Testing According to the Capability Maturity Model

  1. Initial – You don’t test or manually test in an ad hoc manner
  2. Repeatable – You start building test suite(s) that can be run repeatably
  3. Defined – You automate your test suites and run them in a continuous integration environment
  4. Managed – You start observing metrics from the tests such as how good the coverage is, how long it takes to run and how difficult they may be to write
  5. Optimising – You start to make changes to your code to make it easier to test, and you use the tests to highlight areas that need refactoring or a redesign.
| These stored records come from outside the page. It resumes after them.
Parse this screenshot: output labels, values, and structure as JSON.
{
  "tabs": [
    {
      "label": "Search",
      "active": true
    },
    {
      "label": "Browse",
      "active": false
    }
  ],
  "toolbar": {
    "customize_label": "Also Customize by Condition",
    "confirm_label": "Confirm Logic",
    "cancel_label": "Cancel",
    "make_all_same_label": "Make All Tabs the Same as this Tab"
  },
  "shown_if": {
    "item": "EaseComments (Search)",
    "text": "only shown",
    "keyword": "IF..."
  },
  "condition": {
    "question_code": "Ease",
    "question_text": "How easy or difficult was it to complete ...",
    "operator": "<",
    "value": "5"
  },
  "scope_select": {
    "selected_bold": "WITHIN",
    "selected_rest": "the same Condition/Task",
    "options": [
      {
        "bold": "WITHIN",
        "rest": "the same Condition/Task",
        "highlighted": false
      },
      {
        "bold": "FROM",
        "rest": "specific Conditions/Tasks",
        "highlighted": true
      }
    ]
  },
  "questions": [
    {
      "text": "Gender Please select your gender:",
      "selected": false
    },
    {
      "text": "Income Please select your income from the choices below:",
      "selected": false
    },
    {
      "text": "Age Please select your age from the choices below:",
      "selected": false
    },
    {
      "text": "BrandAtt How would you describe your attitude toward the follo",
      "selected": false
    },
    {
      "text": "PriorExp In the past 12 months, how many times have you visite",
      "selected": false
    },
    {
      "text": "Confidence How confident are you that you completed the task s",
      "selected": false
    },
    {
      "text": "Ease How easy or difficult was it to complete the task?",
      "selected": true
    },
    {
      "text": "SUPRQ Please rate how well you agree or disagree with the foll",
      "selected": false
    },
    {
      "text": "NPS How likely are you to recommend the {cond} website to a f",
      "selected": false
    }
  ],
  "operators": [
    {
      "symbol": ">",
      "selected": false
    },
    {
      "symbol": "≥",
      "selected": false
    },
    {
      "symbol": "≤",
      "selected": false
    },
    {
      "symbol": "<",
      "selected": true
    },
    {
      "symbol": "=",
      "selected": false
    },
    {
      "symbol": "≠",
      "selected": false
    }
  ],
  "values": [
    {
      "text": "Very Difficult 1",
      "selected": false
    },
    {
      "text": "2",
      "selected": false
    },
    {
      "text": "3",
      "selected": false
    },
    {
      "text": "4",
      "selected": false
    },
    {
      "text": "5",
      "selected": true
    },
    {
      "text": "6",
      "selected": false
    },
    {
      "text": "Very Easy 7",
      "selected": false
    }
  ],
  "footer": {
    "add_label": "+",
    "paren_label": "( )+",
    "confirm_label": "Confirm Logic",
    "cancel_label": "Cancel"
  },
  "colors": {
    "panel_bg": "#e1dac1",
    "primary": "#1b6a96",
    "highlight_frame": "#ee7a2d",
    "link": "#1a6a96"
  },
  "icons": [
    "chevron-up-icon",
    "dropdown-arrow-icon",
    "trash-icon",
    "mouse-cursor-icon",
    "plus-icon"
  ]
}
You start running Test Driven Development or Behaviour Driven Development to enhance the testability of your code.

After applying the CMM to way I execute testing, I find it interesting that the practices that emerged from the agile community are heavily biased towards the higher end of the CMM. There’s definitely a message here.

Disclaimer: This list was created by myself and does not reflect any official source associated with the Software Engineering Institute (SEI). It was written by me in terms of thinking of how I have seen testing executed and then trying to describe it in terms of the CMM.

One Reply to “Testing According to the Capability Maturity Model”

  1. I’d go even further and say that once you’re on level 5, in come phases. We’ve observed the practices of our team follows these phases rather closely, we’re hovering somewhere above phase 4 at the moment.